Publié par Genopolys Montpellier, le 17 mai 2021 1.2k
Chaque année, le Centre National d’Etudes Spatiales (CNES) lance un appel d’offre pour le projet Parabole des lycéens : les élèves doivent proposer des expériences scientifiques réalisées en pesanteur normale, mais dont les résultats seraient intéressants à comparer à ceux obtenus en impesanteur. Si leur projet est sélectionné (3 lycées par an), tout le groupe se rend à Mérignac durant une petite semaine, dans les locaux de Novespace, pour installer les expériences à bord de l’Airbus A 310 0G de Novespace. Dans cet avion, grâce à des manœuvres spécifiques permettant une trajectoire formant une succession de paraboles, il est possible de vivre 31 fois 20 secondes d’impesanteur (encadrées par 62 fois 25 secondes environ d’hyperpesanteur : 1,8g). Lors de ce vol, 1 à 2 personnes (majeures) du groupe réalisent les expériences en impesanteur.
Anne Galleron, professeure de SVT au lycée Jean Monnet et passionnée d’espace, s’est lancée dans cette aventure avec un groupe d’élèves. Un projet de longue haleine, dans lequel elle m’a proposé de m’impliquer en 2018.
Je suis Marie Péquignot, chercheuse Inserm, travaillant sur les maladies de la vue à l’Institut des Neurosciences de Montpellier, et depuis de nombreuses années, je suis médiatrice scientifique. Ces dernières années, j’y consacre la majeure partie de mon temps, essentiellement à Genopolys, une Unité d’Accompagnement à la Recherche, dont une mission principale est de favoriser la rencontre entre sciences et société.
J’ai rencontré Anne dans ce cadre : j’avais participé à un speed-dating avec ses élèves sur les métiers de la science, organisé par Magali Kitzmann, chercheuse CNRS et médiatrice à plein temps à Genopolys. Elle m’avait alors invitée à donner une conférence « Œil et Art » dans le lycée, du temps où l’œil était au programme de 1ère. Le courant était passé, et lorsqu’elle m’a proposé de rejoindre l’équipe du projet Parabole du lycée Jean Monnet, j’ai trouvé l’aventure alléchante, et je me suis lancée !

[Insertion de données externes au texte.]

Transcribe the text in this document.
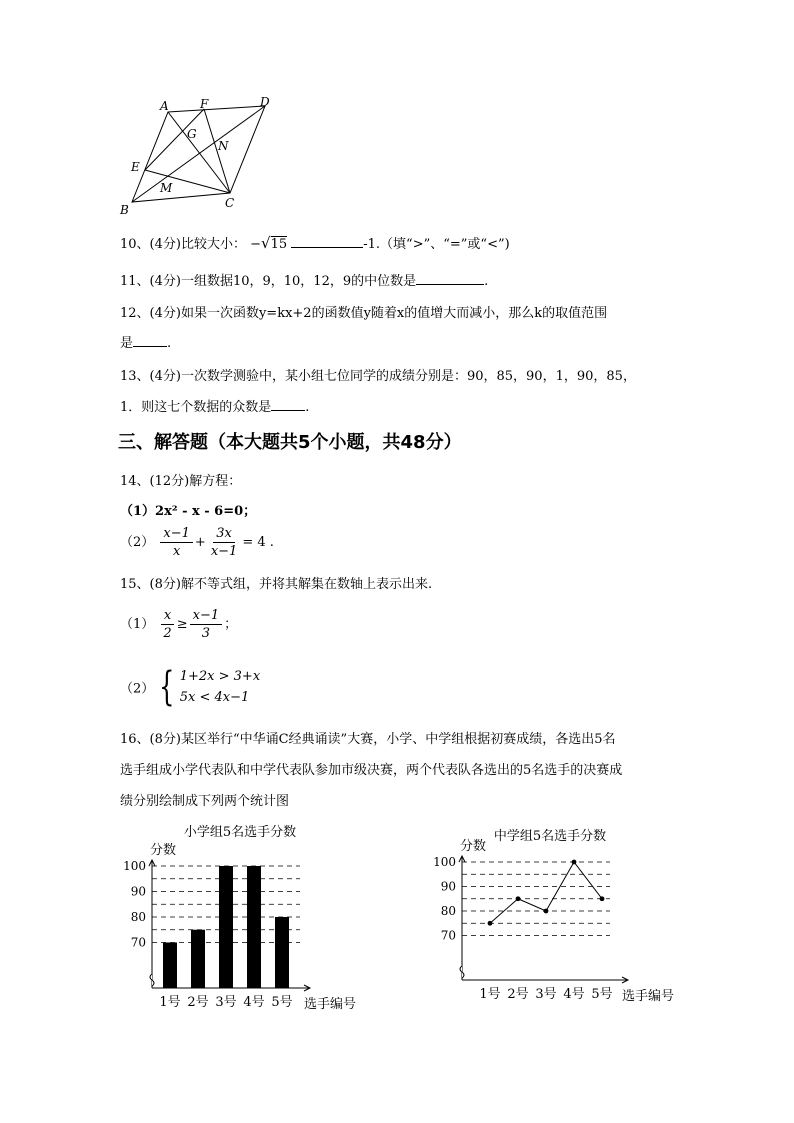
A	F	D
G
N
E
M
B	C
10、(4分)比较大小： −√15	-1.（填“>”、“=”或“<”)
11、(4分)一组数据10，9，10，12，9的中位数是	.
12、(4分)如果一次函数y=kx+2的函数值y随着x的值增大而减小，那么k的取值范围
是	.
13、(4分)一次数学测验中，某小组七位同学的成绩分别是：90，85，90，1，90，85，
1．则这七个数据的众数是	.
三、解答题（本大题共5个小题，共48分）
14、(12分)解方程：
（1）2x² - x - 6=0；
$(2) \frac{x-1}{x} + \frac{3x}{x-1} = 4$ .
15、(8分)解不等式组，并将其解集在数轴上表示出来.
$(1) \frac{x}{2} \ge \frac{x-1}{3}$ ；
（2） { 1+2x > 3+x
5x < 4x−1
16、(8分)某区举行“中华诵C经典诵读”大赛，小学、中学组根据初赛成绩，各选出5名
选手组成小学代表队和中学代表队参加市级决赛，两个代表队各选出的5名选手的决赛成
绩分别绘制成下列两个统计图
小学组5名选手分数
分数
选手编号
70
80
90
100
1号 2号 3号 4号 5号
中学组5名选手分数
分数
选手编号
70
80
90
100
1号 2号 3号 4号 5号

Quatre expériences étaient proposées dans notre dossier de réponse à l’appel d’offre :
Expérience 1 - L’étude de la fréquence cardiaque à l’effort
Expérience 2 - Le réchauffement de la main après l’avoir refroidie ou son refroidissement après l’avoir réchauffée
Expérience 3 - La vitesse d’une réaction enzymatique catalysée par la glucose oxydase, en mesurant la diminution de l’oxygène
Expérience 4 - La vitesse de l’analyse visuelle, dans 3 petits tests visuels de difficulté d’analyse croissante
Pour chacune, les élèves des 3 niveaux (2nde, 1ère, Terminales) du lycée ont travaillé sur la mise en place des expériences, pour les rendre les plus reproductibles possibles d’une séance à l’autre : quel matériel utiliser et comment mettre en œuvre l’expérience. Il fallait également adapter les conditions pour qu’elles soient réalisables en apesanteur en toute sécurité, et dans un temps très court : en effet, le temps d’impesanteur à chaque parabole étant de 20 secondes, il fallait que chaque expérience tienne dans ce court délai.

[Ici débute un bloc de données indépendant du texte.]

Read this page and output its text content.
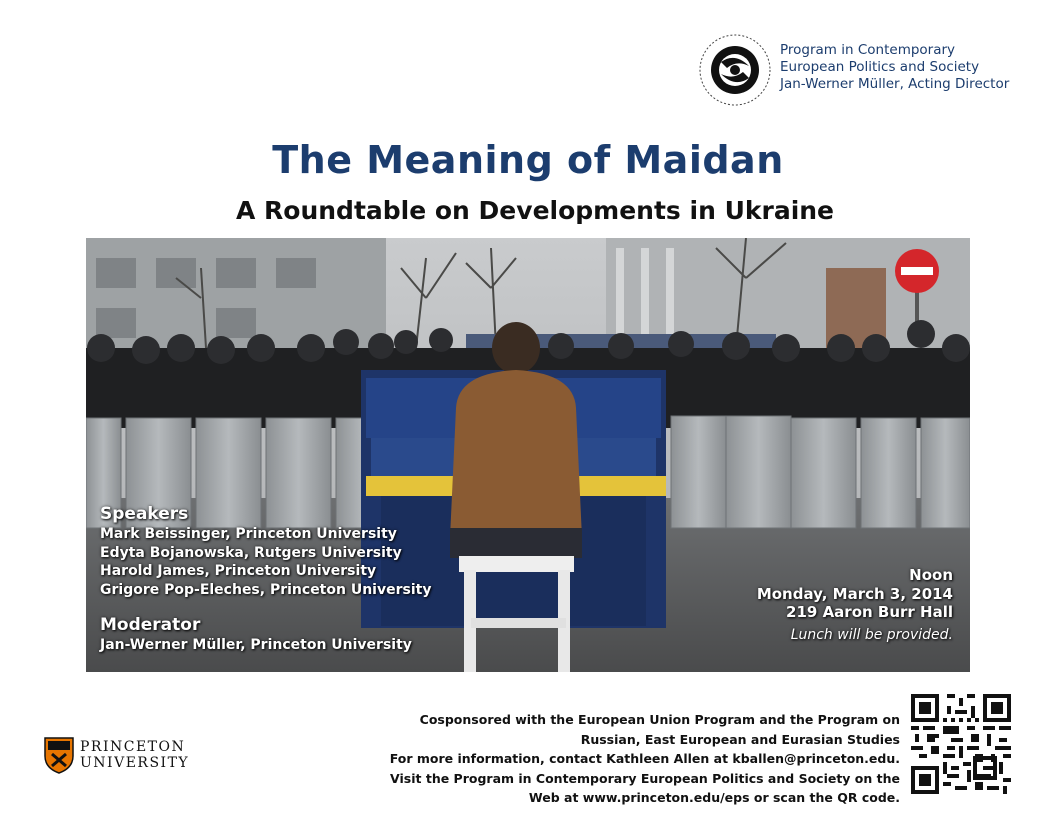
Program in Contemporary
European Politics and Society
Jan-Werner Müller, Acting Director
The Meaning of Maidan
A Roundtable on Developments in Ukraine
Speakers
Mark Beissinger, Princeton University
Edyta Bojanowska, Rutgers University
Harold James, Princeton University
Grigore Pop-Eleches, Princeton University
Moderator
Jan-Werner Müller, Princeton University
Noon
Monday, March 3, 2014
219 Aaron Burr Hall
Lunch will be provided.
PRINCETON
UNIVERSITY
Cosponsored with the European Union Program and the Program on
Russian, East European and Eurasian Studies
For more information, contact Kathleen Allen at kballen@princeton.edu.
Visit the Program in Contemporary European Politics and Society on the
Web at www.princeton.edu/eps or scan the QR code.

Toutes ces mises en place ont été l’occasion de discuter avec les élèves sur les étapes de la démarche scientifique :
ETAPE 1 : nous avons émis des hypothèses. Pour la fréquence cardiaque à l’effort, l’hypothèse était qu’elle serait plus basse, le cœur ayant moins d’efforts à faire en impesanteur. Pour le réchauffement et le refroidissement de la main, les élèves s’attendaient à ce que ce soit plus lent en impesanteur, car il a été montré que le sang circule moins dans les extrémités dans cette condition, pour la vitesse de la réaction enzymatique, ils partaient du principe qu’elle serait plus rapide, l’absence de pesanteur pouvant impliquer une plus grande liberté pour l’enzyme et donc plus de rencontres avec le substrat. Enfin, pour la vision, l’hypothèse était que plus la tâche était compliquée, plus l’impesanteur perturberait l’analyse.
ETAPE 2 : nous avons imaginé pour chacune une expérience en 20 secondes maximum, permettant de répondre à la question, en réfléchissant aux biais possibles afin de les éviter au maximum. Pour la première expérience, par exemple, nous avons prévu un effort couché, afin d’éviter le biais des muscles posturaux, qui font un effort en 1g mais pas en 0G. Pour la 2è, les premiers tests ont montré qu’il fallait changer de main entre chaque répétition afin de laisser le temps à la main testée de revenir à sa température de départ. Pour la 3è, l’expérience a été faite en mettant le substrat (glucose) dans les bioréacteurs, ce qui permettait de le préparer à l’avance, et d’injecter l’enzyme fraichement préparée au moment de l’expérience. Enfin pour la 4è, après l’avoir testée sur téléphones et sur tablettes, ces dernières ont été choisies car plus grandes, ce qui permettait une meilleure précision des gestes, un point important pour les expériences en impesanteur.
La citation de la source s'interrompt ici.